Another thing: Can you go over this one more time:
Something like $8,000 a year, after taxes, would be more than enough, as long as I can continue to live in my parents' house rent-free.
What made you decide you're okay with living with your parents for the rest of your life? Did you really give up hope or something?
Well, for one, I like the house I live in, and, for the most part, my parents let me do what I want. I just don't feel any particular need or desire to move out and, financially at least, I'm getting a great deal. Moving out would drive up my expenses enormously, because I'd no longer be able to use my parents' stuff, including their HDTV, their internet connection, and all those other things. (Incidentally, I have a first cousin once removed who never moved out of his parents' house. Unlike me, though, he does have a job.)
As for giving up hope, well, yeah, I basically gave up hope way back in 1997. I have a lot of trouble trying to imagine the kind of activity that I would find fulfilling and could realistically expect to get paid for. For the most part, I just try to get through life one day at a time, doing my best to anesthetize myself and not think about the future.
Crono, that's a horrible, horrible state to be in, and in asking for advice, you're asking completely the wrong question. For your own sanity, you need to find something you enjoy doing, not just something that can soften the pain for one more day.
I've been in your position before. In some respects, I still am. I thought I couldn't get a job and any job I'd get I'd be unable to handle. I had no connections, but finally was able to find one in my field.
Maybe a standard day job isn't right for you, but you need to look for something more ambitious than living with your parents, even if you enjoy the amenities. There are many things you can try. Just keep churning through them, or resign yourself to worsening sadness.
If you think you can do well at Intrade, I'll loan you the money if you can put up your karma as collateral.
Well... I think I like playing Magic, or, at least, I like winning at Magic. (When I lose a lot, I have a tendency to take it pretty hard.) For some reason, video games start to become a lot less appealing when I don't have some homework to put off. But, yeah, to paraphrase something I once heard about drug addiction, I don't play video games to games to feel good, I play them in order to feel normal.
Let me put it this way:
If I won a huge lottery jackpot tomorrow and could easily afford to maintain my current lifestyle with no effort, independent of my parents' financial support, I still probably wouldn't move out, because I like living with my parents. What bothers me is that I'm dependent on them for financial support, so whenever they ask me to do something, there's always an undercurrent of "if you make us angry enough, you'll be out on the streets." (It still beats working, though.)
There's only one thing that I want that I can't get by living at home, and that's a cat. It might be a bit silly, but I feel as though if I had a cat, I wouldn't have to be lonely or sad any more.

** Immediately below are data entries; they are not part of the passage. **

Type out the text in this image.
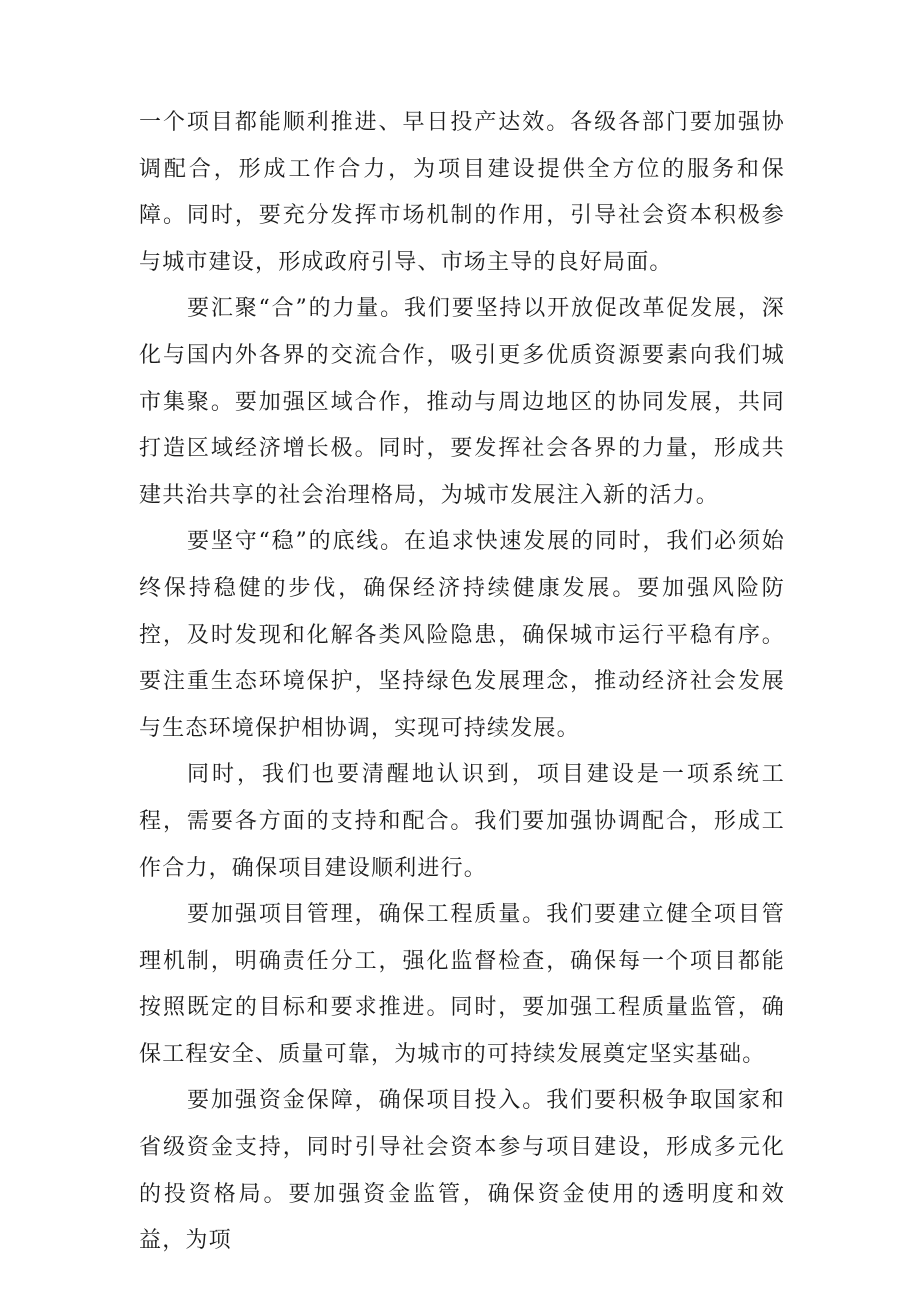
一个项目都能顺利推进、早日投产达效。各级各部门要加强协调配合，形成工作合力，为项目建设提供全方位的服务和保障。同时，要充分发挥市场机制的作用，引导社会资本积极参与城市建设，形成政府引导、市场主导的良好局面。

要汇聚“合”的力量。我们要坚持以开放促改革促发展，深化与国内外各界的交流合作，吸引更多优质资源要素向我们城市集聚。要加强区域合作，推动与周边地区的协同发展，共同打造区域经济增长极。同时，要发挥社会各界的力量，形成共建共治共享的社会治理格局，为城市发展注入新的活力。

要坚守“稳”的底线。在追求快速发展的同时，我们必须始终保持稳健的步伐，确保经济持续健康发展。要加强风险防控，及时发现和化解各类风险隐患，确保城市运行平稳有序。要注重生态环境保护，坚持绿色发展理念，推动经济社会发展与生态环境保护相协调，实现可持续发展。

同时，我们也要清醒地认识到，项目建设是一项系统工程，需要各方面的支持和配合。我们要加强协调配合，形成工作合力，确保项目建设顺利进行。

要加强项目管理，确保工程质量。我们要建立健全项目管理机制，明确责任分工，强化监督检查，确保每一个项目都能按照既定的目标和要求推进。同时，要加强工程质量监管，确保工程安全、质量可靠，为城市的可持续发展奠定坚实基础。

要加强资金保障，确保项目投入。我们要积极争取国家和省级资金支持，同时引导社会资本参与项目建设，形成多元化的投资格局。要加强资金监管，确保资金使用的透明度和效益，为项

That sounds flagrantly inappropriate. If you are confident that CronoDAS trying his hand at Intrade would be a good risk, why don't you just loan him the money and ask for interest or some percentage of what he makes? If you aren't confident that he'd do well enough to pay you back, isn't this just outright karma purchase?
Just a hedge against any akrasia that might pop up.

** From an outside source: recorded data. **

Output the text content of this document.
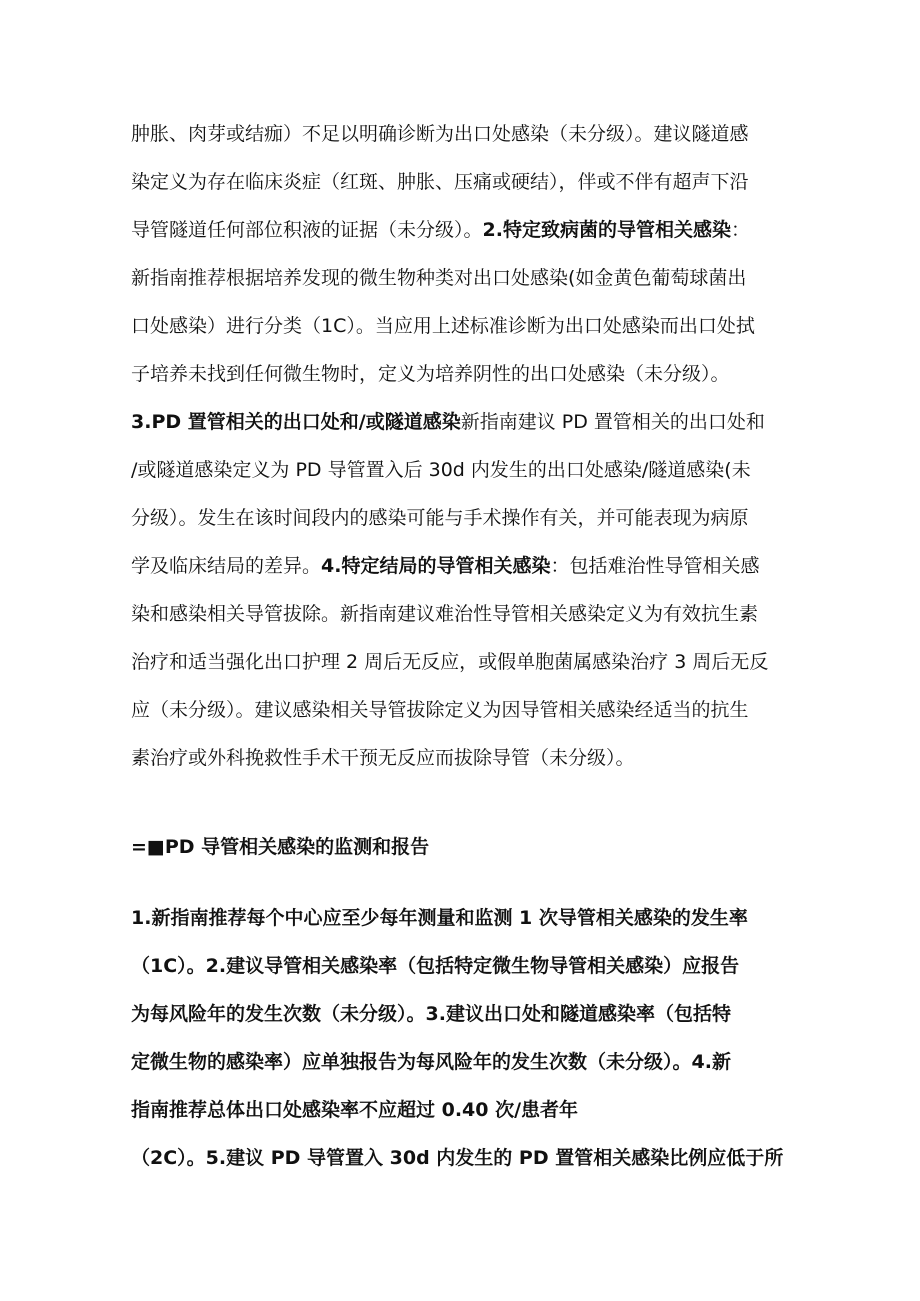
肿胀、肉芽或结痂）不足以明确诊断为出口处感染（未分级）。建议隧道感
染定义为存在临床炎症（红斑、肿胀、压痛或硬结），伴或不伴有超声下沿
导管隧道任何部位积液的证据（未分级）。2.特定致病菌的导管相关感染：
新指南推荐根据培养发现的微生物种类对出口处感染(如金黄色葡萄球菌出
口处感染）进行分类（1C）。当应用上述标准诊断为出口处感染而出口处拭
子培养未找到任何微生物时，定义为培养阴性的出口处感染（未分级）。
3.PD 置管相关的出口处和/或隧道感染新指南建议 PD 置管相关的出口处和
/或隧道感染定义为 PD 导管置入后 30d 内发生的出口处感染/隧道感染(未
分级）。发生在该时间段内的感染可能与手术操作有关，并可能表现为病原
学及临床结局的差异。4.特定结局的导管相关感染：包括难治性导管相关感
染和感染相关导管拔除。新指南建议难治性导管相关感染定义为有效抗生素
治疗和适当强化出口护理 2 周后无反应，或假单胞菌属感染治疗 3 周后无反
应（未分级）。建议感染相关导管拔除定义为因导管相关感染经适当的抗生
素治疗或外科挽救性手术干预无反应而拔除导管（未分级）。
=■PD 导管相关感染的监测和报告
1.新指南推荐每个中心应至少每年测量和监测 1 次导管相关感染的发生率
（1C）。2.建议导管相关感染率（包括特定微生物导管相关感染）应报告
为每风险年的发生次数（未分级）。3.建议出口处和隧道感染率（包括特
定微生物的感染率）应单独报告为每风险年的发生次数（未分级）。4.新
指南推荐总体出口处感染率不应超过 0.40 次/患者年
（2C）。5.建议 PD 导管置入 30d 内发生的 PD 置管相关感染比例应低于所
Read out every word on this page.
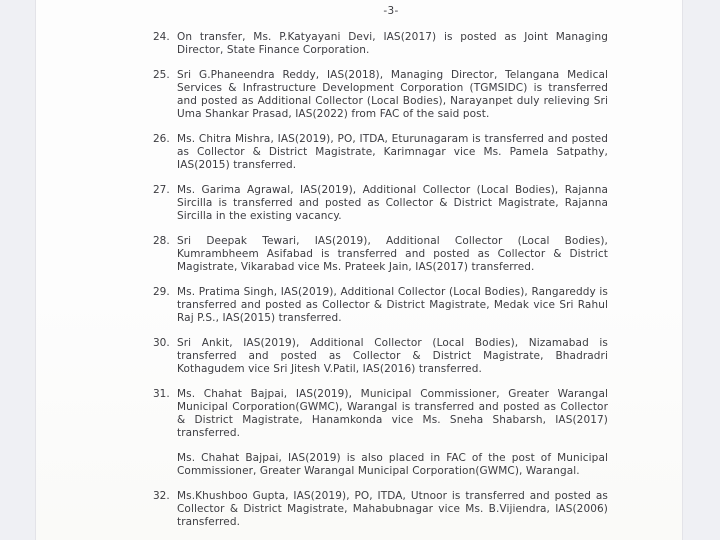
-3-
24. On transfer, Ms. P.Katyayani Devi, IAS(2017) is posted as Joint Managing Director, State Finance Corporation.
25. Sri G.Phaneendra Reddy, IAS(2018), Managing Director, Telangana Medical Services & Infrastructure Development Corporation (TGMSIDC) is transferred and posted as Additional Collector (Local Bodies), Narayanpet duly relieving Sri Uma Shankar Prasad, IAS(2022) from FAC of the said post.
26. Ms. Chitra Mishra, IAS(2019), PO, ITDA, Eturunagaram is transferred and posted as Collector & District Magistrate, Karimnagar vice Ms. Pamela Satpathy, IAS(2015) transferred.
27. Ms. Garima Agrawal, IAS(2019), Additional Collector (Local Bodies), Rajanna Sircilla is transferred and posted as Collector & District Magistrate, Rajanna Sircilla in the existing vacancy.
28. Sri Deepak Tewari, IAS(2019), Additional Collector (Local Bodies), Kumrambheem Asifabad is transferred and posted as Collector & District Magistrate, Vikarabad vice Ms. Prateek Jain, IAS(2017) transferred.
29. Ms. Pratima Singh, IAS(2019), Additional Collector (Local Bodies), Rangareddy is transferred and posted as Collector & District Magistrate, Medak vice Sri Rahul Raj P.S., IAS(2015) transferred.
30. Sri Ankit, IAS(2019), Additional Collector (Local Bodies), Nizamabad is transferred and posted as Collector & District Magistrate, Bhadradri Kothagudem vice Sri Jitesh V.Patil, IAS(2016) transferred.
31. Ms. Chahat Bajpai, IAS(2019), Municipal Commissioner, Greater Warangal Municipal Corporation(GWMC), Warangal is transferred and posted as Collector & District Magistrate, Hanamkonda vice Ms. Sneha Shabarsh, IAS(2017) transferred.
Ms. Chahat Bajpai, IAS(2019) is also placed in FAC of the post of Municipal Commissioner, Greater Warangal Municipal Corporation(GWMC), Warangal.
32. Ms.Khushboo Gupta, IAS(2019), PO, ITDA, Utnoor is transferred and posted as Collector & District Magistrate, Mahabubnagar vice Ms. B.Vijiendra, IAS(2006) transferred.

Replace "do well enough" with "make any effort at all", then.
"make any effort at all" =/= "no akrasia"
If you expect that he'd make some effort, and be defeated by akrasia, then clearly, you are not confident that he would do well.
My point isn't that, however. My point is that karma is inappropriate collateral, even if there were some easy way to move it from one person to another.
"Even if"? Are you serious?
The only thing inhibiting such a transfer is the very fact that those who consider it innapropriate would prevent it politically. Even then, if someone wants to and is uninterested in said social judgements beyond their political implications then it would not exactly be hard to make the transfer subtly.
I wouldn't think that I know more than anybody else about most of the topics on Intrade, although betting against cold fusion seems like a good idea.